In some films we get a bunch of cluttered close-ups on a fight sequence, then quick unconnected flashes of cars speeding by in chase scenes...

I defy you to tell me what exactly happened in some of these movies - how did he hit that guy? What move was that? Where did that car come from? How did it end up over there?
The audience gets fragments of a fight or chase, but they couldn't tell you in any detail what supposedly happened.

And what's with this over-use of herky-jerky handheld camerawork? Now certain action films go distractingly wobbly even on basic dialogue scenes - they're jiggling the camera around on two people talking over a restaurant table. Trying to make it look like an energetic documentary.

Friedkin was among the first to use "realistic" documentary-like camerawork in action sequences - check out The French Connection - but it wasn't overdone - it didn't call attention to itself.

What makes this especially frustrating is if these scenes were being shot by an actual documentary cameraman, he'd be holding the camera a hell of a lot steadier than some of these people of today who are deliberately wobbling the lens around in an exaggerated manner - to make it look more realistic? In a restaurant dialogue scene?

This music video-like style is becoming trendy and cool to some people, while the rest of us just put up with it.

There is a backlash developing, however - I've noticed a number of forums and bulletin boards on the IMDb and elsewhere where people were enthusiastic about a film - but then the herky-jerky lens work spoiled it for them.

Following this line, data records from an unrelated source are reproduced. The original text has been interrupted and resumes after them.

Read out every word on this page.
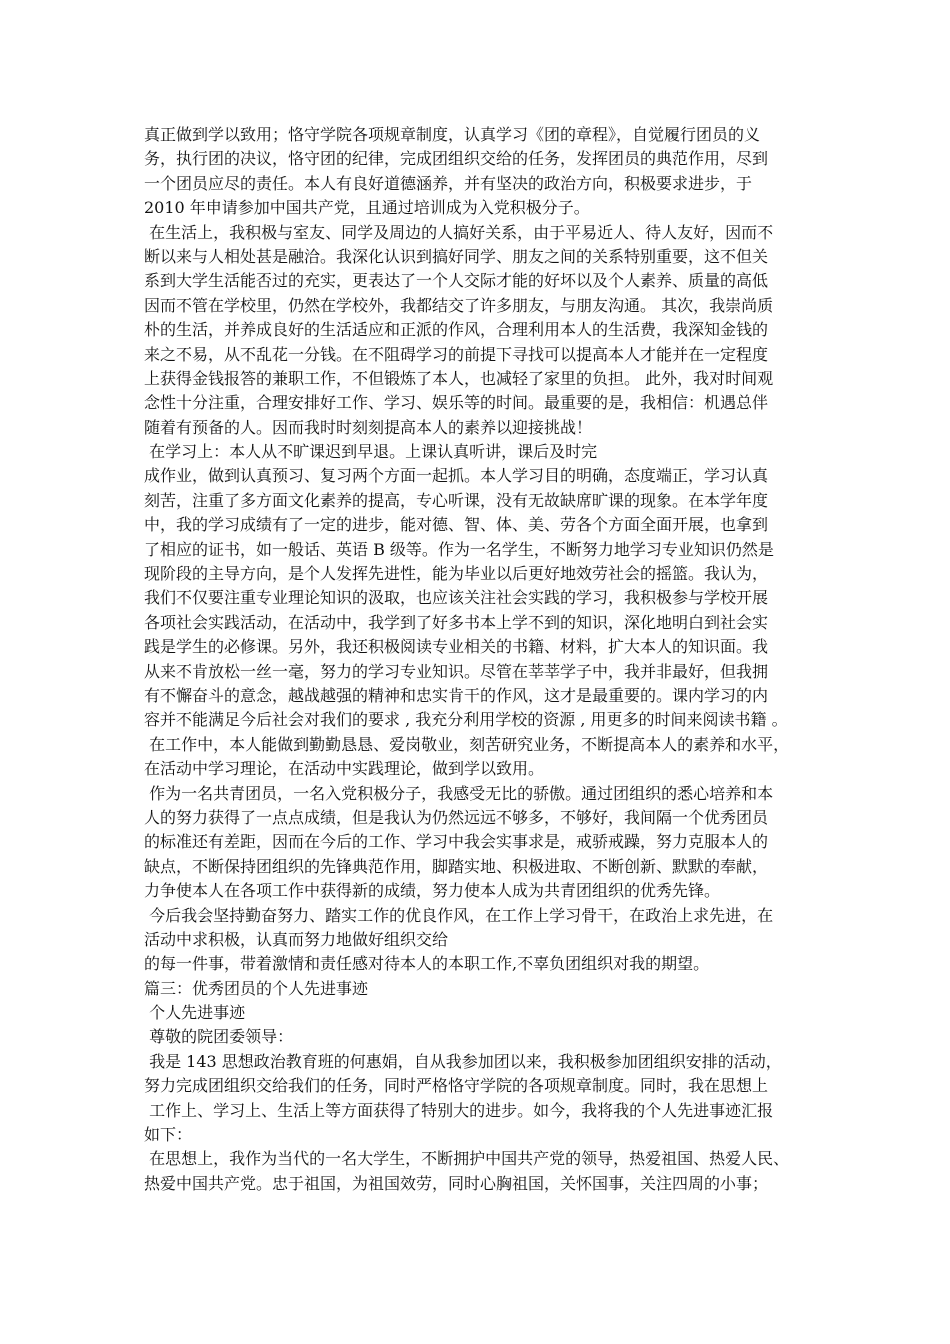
真正做到学以致用；恪守学院各项规章制度，认真学习《团的章程》，自觉履行团员的义
务，执行团的决议，恪守团的纪律，完成团组织交给的任务，发挥团员的典范作用，尽到
一个团员应尽的责任。本人有良好道德涵养，并有坚决的政治方向，积极要求进步，于
2010 年申请参加中国共产党，且通过培训成为入党积极分子。
在生活上，我积极与室友、同学及周边的人搞好关系，由于平易近人、待人友好，因而不
断以来与人相处甚是融洽。我深化认识到搞好同学、朋友之间的关系特别重要，这不但关
系到大学生活能否过的充实，更表达了一个人交际才能的好坏以及个人素养、质量的高低
因而不管在学校里，仍然在学校外，我都结交了许多朋友，与朋友沟通。 其次，我崇尚质
朴的生活，并养成良好的生活适应和正派的作风，合理利用本人的生活费，我深知金钱的
来之不易，从不乱花一分钱。在不阻碍学习的前提下寻找可以提高本人才能并在一定程度
上获得金钱报答的兼职工作，不但锻炼了本人，也减轻了家里的负担。 此外，我对时间观
念性十分注重，合理安排好工作、学习、娱乐等的时间。最重要的是，我相信：机遇总伴
随着有预备的人。因而我时时刻刻提高本人的素养以迎接挑战！
在学习上：本人从不旷课迟到早退。上课认真听讲，课后及时完
成作业，做到认真预习、复习两个方面一起抓。本人学习目的明确，态度端正，学习认真
刻苦，注重了多方面文化素养的提高，专心听课，没有无故缺席旷课的现象。在本学年度
中，我的学习成绩有了一定的进步，能对德、智、体、美、劳各个方面全面开展，也拿到
了相应的证书，如一般话、英语 B 级等。作为一名学生，不断努力地学习专业知识仍然是
现阶段的主导方向，是个人发挥先进性，能为毕业以后更好地效劳社会的摇篮。我认为，
我们不仅要注重专业理论知识的汲取，也应该关注社会实践的学习，我积极参与学校开展
各项社会实践活动，在活动中，我学到了好多书本上学不到的知识，深化地明白到社会实
践是学生的必修课。另外，我还积极阅读专业相关的书籍、材料，扩大本人的知识面。我
从来不肯放松一丝一毫，努力的学习专业知识。尽管在莘莘学子中，我并非最好，但我拥
有不懈奋斗的意念，越战越强的精神和忠实肯干的作风，这才是最重要的。课内学习的内
容并不能满足今后社会对我们的要求 , 我充分利用学校的资源 , 用更多的时间来阅读书籍 。
在工作中，本人能做到勤勤恳恳、爱岗敬业，刻苦研究业务，不断提高本人的素养和水平，
在活动中学习理论，在活动中实践理论，做到学以致用。
作为一名共青团员，一名入党积极分子，我感受无比的骄傲。通过团组织的悉心培养和本
人的努力获得了一点点成绩，但是我认为仍然远远不够多，不够好，我间隔一个优秀团员
的标准还有差距，因而在今后的工作、学习中我会实事求是，戒骄戒躁，努力克服本人的
缺点，不断保持团组织的先锋典范作用，脚踏实地、积极进取、不断创新、默默的奉献，
力争使本人在各项工作中获得新的成绩，努力使本人成为共青团组织的优秀先锋。
今后我会坚持勤奋努力、踏实工作的优良作风，在工作上学习骨干，在政治上求先进，在
活动中求积极，认真而努力地做好组织交给
的每一件事，带着激情和责任感对待本人的本职工作,不辜负团组织对我的期望。
篇三：优秀团员的个人先进事迹
个人先进事迹
尊敬的院团委领导：
我是 143 思想政治教育班的何惠娟，自从我参加团以来，我积极参加团组织安排的活动，
努力完成团组织交给我们的任务，同时严格恪守学院的各项规章制度。同时，我在思想上
工作上、学习上、生活上等方面获得了特别大的进步。如今，我将我的个人先进事迹汇报
如下：
在思想上，我作为当代的一名大学生，不断拥护中国共产党的领导，热爱祖国、热爱人民、
热爱中国共产党。忠于祖国，为祖国效劳，同时心胸祖国，关怀国事，关注四周的小事；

Again, I'm all for a handheld camera in the right circumstance.
In fact - for those of you who may be interested - every shot in my suspense-horror short GOTHIC/CLAUSTROPHOBIA is handheld.
But I'll bet you don't pick up on that as you watch it.

I also had numerous fast cuts - many less than a third of a second -
The 2nd baseball-bat hit is in a five-frame shot - one sixth of a second.
There are 525 cuts in just under 12 and a half minutes.
I did this because it worked best for the film. It accentuates the drama.
It's not meant to be noticed.

I know -- now I'm drawing attention to it. Whaddya gonna do?

It's still possible today to have fast cuts and be coherent and dramatic - to build suspense and intensity -
But it has to be properly motivated, well designed and psychologically based.

The style should pull the audience into the film - put them vicariously in the characters' shoes. Not distract them from the experience they want to have.